Universities like Harvard must remain incubators of both good ideas and effective leaders, Summers indicated. “It is the function of a great university to do everything it can to make sure the leaders of the next generation are remembered for their vision and not for their folly.”

The opening plenary session featured an engaging roundtable featuring two former Kennedy School professors, Richard Darman and Shirley Williams, and two international leaders, Klaus Schwab, M.P.A. ’67, and Cheng Siwei.

Siwei, who serves as a top official with one of China’s emerging democratic parties, spoke of the growing importance of the “knowledge economy” on the global stage, stating that both developed and developing societies must invest more in their own intellectual capital. “We must put more effort and attention on education,” he said. “Only education can benefit us the day after tomorrow.”

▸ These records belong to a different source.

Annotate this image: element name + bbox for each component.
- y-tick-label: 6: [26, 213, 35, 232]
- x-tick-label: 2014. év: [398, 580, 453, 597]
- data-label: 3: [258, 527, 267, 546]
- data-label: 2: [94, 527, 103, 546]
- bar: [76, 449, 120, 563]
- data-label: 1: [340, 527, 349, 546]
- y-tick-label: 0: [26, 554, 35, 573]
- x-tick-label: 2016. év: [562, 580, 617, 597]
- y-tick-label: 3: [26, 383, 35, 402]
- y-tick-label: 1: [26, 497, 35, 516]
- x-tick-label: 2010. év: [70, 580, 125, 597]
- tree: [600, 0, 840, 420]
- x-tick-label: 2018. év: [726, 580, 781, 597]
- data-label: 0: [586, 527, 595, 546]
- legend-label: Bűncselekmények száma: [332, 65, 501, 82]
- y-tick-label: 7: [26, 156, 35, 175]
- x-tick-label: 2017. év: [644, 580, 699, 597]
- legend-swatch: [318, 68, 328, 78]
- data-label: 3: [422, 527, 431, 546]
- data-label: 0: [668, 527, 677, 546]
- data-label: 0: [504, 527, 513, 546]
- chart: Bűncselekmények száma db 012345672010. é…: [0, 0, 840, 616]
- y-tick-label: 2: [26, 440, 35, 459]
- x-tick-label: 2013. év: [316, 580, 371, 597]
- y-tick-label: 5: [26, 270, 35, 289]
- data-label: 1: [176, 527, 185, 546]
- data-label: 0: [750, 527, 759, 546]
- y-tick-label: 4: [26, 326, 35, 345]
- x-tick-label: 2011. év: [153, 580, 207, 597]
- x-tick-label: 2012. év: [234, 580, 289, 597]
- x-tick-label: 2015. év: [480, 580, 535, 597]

Schwab, the founder and executive chairman of the World Economic Forum, argued that international partnerships are the key to tackling the global challenges ahead. “The nature of [current] politics creates a system whereby people are more and more focusing on their local constituencies,” he said. “We need leaders of the next generation with a global outlook.”

Global warming is the most serious challenge facing the world, said Williams, member of the House of Lords and co-founder of the Liberal Democratic Party in the United Kingdom. “We can no longer say that it’s not happening,” she warned the audience. It will take the “thought, genius, and inspiration” of those at the Kennedy School and elsewhere, Williams said, to leap the technological, financial, and political hurdles standing in the way of effective solutions.

Darman, who advised five U.S. presidents on economic policy, spoke of the political divide between “thoughtful and analytic” leaders and those who dream “bold dreams, but are uninterested in evidence.” Such a disconnect, he said, could result in political paralysis or serious harm. “Our biggest challenge is both methodological and cultural – to find the ways to connect our dreams with the ways to achieve them,” he said.